Cerita Masa Postpartum: Trauma Menyusui

Bismillahirrahmanirrahim

"Aku sayang Hafshah, tapi aku kesakitan..."

Begitu kataku beberapa hari yang lalu kepada suami sambil menangis. Aku tidak pernah menyangka bahwa episode ini akan hadir kepada kami saat ini.

---

Dulu ketika temanku bercerita bahwa setelah melahirkan dia pernah sampai tidak ingin menyusui anaknya, aku tidak bisa relate. Bagaimana mungkin seorang ibu tidak mau memberi ASI kepada darah dagingnya? Memangnya apa yang terjadi pada si ibu hingga ia tak mau memberi ASI kepada bayinya? Pertanyaan-pertanyaan yang sungguh membuatku bingung.

Namun, aku mulai mengerti ketika mengalaminya sendiri. 

Alhamdulillah, aku tidak diuji dengan ASI yang seret. ASI ku tumpah ruah biidznillah. Bahkan aku sampai bingung bagaimana cara mengatasi ASI yang sering menetes ini. Ketika ada orang mengirim ASI booster kepadaku, aku jadi bingung harus bagaimana. 

Namun, ternyata ujianku ada pada hal lain. Ujianku adalah puting lecet. Yang mana sungguh hal ini membuatku berulang kali menangis kesakitan. Aku sampai trauma ketika mendengar Hafshah menangis minta nen. Aku trauma dengan rasa sakitnya. Aku trauma dengan lecetnya yang belum sembuh.

Pekan lalu ketika berusaha mencari solusi ke Klinik Laktasi RSIA Cempaka Putih Permata, aku sampai berpikir untuk menyusukan Hafshah ke kakak iparku yang juga sedang punya bayi. Iya, aku kesakitan. Sampai-sampai aku tidak bisa berpikir rasional.

Klinik Laktasi 

Aku tahu Hafshah sama sekali tidak boleh menjadi korban atas rasa sakit ini. Dan yang aku lakukan adalah tetap menyusui Hafshah dalam kondisi kesakitan.
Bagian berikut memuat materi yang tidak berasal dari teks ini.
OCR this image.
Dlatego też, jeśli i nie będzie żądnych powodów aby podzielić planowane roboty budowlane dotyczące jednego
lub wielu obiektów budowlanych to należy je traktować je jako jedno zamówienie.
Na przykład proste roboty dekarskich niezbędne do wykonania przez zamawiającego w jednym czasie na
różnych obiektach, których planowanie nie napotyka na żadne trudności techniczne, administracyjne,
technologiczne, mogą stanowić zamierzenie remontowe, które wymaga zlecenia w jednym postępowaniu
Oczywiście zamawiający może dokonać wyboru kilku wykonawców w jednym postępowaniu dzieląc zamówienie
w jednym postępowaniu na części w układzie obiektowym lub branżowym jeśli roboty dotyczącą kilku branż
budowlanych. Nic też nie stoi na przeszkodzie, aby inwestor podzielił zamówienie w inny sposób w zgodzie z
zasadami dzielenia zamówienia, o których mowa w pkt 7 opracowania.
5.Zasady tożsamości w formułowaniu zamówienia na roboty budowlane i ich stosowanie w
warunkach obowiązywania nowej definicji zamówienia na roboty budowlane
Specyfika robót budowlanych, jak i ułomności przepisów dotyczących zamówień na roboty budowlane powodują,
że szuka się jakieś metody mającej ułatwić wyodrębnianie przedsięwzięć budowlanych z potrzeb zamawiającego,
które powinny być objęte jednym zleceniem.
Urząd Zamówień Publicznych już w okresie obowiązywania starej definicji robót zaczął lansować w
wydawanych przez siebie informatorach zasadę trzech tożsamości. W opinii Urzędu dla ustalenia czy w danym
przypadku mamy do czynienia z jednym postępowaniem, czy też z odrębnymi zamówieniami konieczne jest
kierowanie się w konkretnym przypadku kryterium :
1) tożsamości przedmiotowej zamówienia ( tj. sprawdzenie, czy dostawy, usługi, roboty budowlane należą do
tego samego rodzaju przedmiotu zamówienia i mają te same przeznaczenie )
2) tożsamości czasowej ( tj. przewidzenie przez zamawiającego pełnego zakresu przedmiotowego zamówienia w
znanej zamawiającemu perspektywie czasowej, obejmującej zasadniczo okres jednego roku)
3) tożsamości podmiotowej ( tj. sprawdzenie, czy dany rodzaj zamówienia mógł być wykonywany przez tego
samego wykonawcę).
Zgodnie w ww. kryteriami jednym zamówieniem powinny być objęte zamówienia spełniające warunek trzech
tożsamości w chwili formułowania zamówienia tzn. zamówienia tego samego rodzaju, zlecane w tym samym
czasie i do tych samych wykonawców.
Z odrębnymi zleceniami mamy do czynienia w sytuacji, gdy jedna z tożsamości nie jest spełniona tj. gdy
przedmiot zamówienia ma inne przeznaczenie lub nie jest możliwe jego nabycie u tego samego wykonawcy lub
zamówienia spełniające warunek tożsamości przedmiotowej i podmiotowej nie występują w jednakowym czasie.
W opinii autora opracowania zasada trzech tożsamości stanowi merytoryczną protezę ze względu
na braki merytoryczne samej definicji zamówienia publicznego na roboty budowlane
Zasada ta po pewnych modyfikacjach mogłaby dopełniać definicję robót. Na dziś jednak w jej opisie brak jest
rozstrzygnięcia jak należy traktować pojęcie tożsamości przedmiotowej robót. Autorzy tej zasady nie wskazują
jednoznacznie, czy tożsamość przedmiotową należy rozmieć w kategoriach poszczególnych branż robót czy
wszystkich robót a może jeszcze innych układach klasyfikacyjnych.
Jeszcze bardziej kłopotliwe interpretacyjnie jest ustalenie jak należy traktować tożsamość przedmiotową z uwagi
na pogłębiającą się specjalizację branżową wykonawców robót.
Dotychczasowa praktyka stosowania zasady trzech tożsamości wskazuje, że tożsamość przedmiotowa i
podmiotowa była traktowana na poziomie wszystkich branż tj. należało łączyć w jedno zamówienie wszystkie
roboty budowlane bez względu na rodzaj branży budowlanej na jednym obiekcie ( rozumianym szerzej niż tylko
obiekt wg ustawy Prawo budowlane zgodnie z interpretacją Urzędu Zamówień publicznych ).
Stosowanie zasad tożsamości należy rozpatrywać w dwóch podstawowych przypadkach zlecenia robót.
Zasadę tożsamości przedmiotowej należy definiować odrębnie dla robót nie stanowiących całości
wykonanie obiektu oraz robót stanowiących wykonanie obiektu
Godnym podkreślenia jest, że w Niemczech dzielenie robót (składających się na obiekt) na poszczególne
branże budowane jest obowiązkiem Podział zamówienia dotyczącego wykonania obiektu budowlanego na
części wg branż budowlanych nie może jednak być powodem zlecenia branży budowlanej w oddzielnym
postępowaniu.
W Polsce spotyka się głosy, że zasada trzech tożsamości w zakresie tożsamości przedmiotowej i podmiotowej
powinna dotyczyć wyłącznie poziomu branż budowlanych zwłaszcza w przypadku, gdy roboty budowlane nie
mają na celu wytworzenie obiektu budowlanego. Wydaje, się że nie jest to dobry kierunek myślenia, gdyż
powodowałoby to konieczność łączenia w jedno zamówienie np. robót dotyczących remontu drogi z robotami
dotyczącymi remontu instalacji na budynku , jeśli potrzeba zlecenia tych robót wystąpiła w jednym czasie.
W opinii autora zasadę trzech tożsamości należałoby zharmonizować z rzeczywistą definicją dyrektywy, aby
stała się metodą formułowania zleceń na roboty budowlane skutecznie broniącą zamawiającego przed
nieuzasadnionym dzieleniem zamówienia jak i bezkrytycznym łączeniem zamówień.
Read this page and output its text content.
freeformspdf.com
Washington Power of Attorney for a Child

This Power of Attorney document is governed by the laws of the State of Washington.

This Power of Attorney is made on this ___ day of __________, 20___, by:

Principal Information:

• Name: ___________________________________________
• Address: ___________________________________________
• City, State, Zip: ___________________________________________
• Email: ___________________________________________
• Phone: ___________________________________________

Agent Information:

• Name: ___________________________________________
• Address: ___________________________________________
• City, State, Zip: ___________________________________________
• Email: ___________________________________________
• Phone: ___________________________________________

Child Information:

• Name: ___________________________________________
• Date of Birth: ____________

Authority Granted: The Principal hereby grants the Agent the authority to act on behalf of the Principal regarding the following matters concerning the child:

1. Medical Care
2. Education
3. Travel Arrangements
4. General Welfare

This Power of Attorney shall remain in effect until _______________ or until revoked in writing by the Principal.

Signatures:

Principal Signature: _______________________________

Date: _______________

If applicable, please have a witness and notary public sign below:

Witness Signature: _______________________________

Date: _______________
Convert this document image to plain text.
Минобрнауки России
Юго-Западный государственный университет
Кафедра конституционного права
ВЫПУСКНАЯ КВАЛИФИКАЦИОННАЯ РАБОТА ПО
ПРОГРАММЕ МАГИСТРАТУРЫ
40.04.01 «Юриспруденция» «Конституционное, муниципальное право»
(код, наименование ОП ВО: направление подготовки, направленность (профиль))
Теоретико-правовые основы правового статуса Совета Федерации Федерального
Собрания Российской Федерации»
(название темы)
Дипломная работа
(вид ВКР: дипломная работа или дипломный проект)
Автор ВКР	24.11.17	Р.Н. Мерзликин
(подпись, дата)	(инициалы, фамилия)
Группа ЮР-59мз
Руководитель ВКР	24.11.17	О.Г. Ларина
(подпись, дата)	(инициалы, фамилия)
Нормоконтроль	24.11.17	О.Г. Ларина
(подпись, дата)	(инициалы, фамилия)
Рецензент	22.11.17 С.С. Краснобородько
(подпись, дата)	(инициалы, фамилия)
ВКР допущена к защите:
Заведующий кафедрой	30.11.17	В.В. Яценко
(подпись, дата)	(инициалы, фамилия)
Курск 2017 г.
Walau kadang ketika aku sudah tidak sanggup dengan rasa sakitnya, aku memberi Hafshah ASIP lewat pipet. Maafkan ibu ya Nak :')

Aku juga bertanya pada banyak orang bagaimana posisi perlekatan yang benar. Harus aku akui bahwa ini memang kesalahanku yang terlalu menyepelekan proses menyusui. Selama ini, aku fokus belajar terkait kehamilan dan melahirkan. Aku belajar ini belajar anu agar bisa melahirkan normal dan minim trauma. Aku ikut kelas ini kelas anu tetapi aku tidak belajar menyusui secara serius. 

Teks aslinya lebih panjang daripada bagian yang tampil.